We hear a lot about education reform during election season, but rarely does the topic of our state’s deep racial inequities come up in the conversation. This is true despite the overwhelming evidence that children of color, many of whom live in high-poverty neighborhoods and attend high-poverty schools, are facing long-term, systemic barriers to their success beginning at birth and continuing into adulthood.
The League has documented the unacceptable inequities in educational outcomes. Children of color:
- Are less likely to be reading proficiently by third grade
- Are more likely to be retained in grade
- Change schools more frequently
- Miss more school days
- Are less likely to graduate from high school on-time.
And, despite growing evidence that having even a single same-race teacher can increase performance on standardized tests—especially for economically disadvantaged boys—over 90% of Michigan teachers are White. Exposure to racial and ethnic diversity through the schools is not only important for children of color. In schools with predominately White children and youths, students can have little exposure to teachers of color—so they miss out on the benefits of diversity for children of all racial and ethnic backgrounds.
Educational disparities do not occur in a vacuum. They can be traced to public policies and budgets that have limited employment and housing options for many parents, failed to adequately recognize the added costs of teaching children who live in high-poverty neighborhoods, and tried to fix schools by addressing only what happens within the schoolhouse doors.

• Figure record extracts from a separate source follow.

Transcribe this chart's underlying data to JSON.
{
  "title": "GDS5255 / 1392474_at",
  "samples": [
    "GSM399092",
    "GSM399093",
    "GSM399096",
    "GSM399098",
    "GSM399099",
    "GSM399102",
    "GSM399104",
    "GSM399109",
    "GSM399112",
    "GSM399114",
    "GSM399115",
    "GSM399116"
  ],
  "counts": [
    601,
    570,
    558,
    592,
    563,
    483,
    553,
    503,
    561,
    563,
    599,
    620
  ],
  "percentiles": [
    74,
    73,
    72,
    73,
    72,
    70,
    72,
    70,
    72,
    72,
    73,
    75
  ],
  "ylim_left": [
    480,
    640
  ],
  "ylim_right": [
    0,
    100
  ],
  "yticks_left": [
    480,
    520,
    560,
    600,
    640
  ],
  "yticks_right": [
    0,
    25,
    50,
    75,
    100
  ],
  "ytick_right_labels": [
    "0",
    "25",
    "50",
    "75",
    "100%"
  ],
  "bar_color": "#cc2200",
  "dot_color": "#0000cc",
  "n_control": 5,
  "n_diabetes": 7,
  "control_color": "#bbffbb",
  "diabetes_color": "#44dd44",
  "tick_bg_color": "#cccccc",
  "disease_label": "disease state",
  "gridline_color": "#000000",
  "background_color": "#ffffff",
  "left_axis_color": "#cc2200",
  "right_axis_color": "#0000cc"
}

We’re hopeful that the issue of racial inequities will begin to play a bigger role in the push for education reform. Anyone with a stake in Michigan’s future should pay attention to the barriers that children of color face in our schools and neighborhoods. The Michigan Department of Civil Rights has taken steps to raise awareness by holding a series of hearings to examine the issue of discrimination in Michigan’s K-12 schools, including one in Detroit on Nov. 19.
A high-quality education is a path to equity for children in Michigan—a path that has been blocked for too many children of color. Michigan can and must do better by investing in efforts to reduce poverty, improving access to high-quality early intervention and learning programs, increasing supports for early literacy, and focusing state funds on students with the highest needs.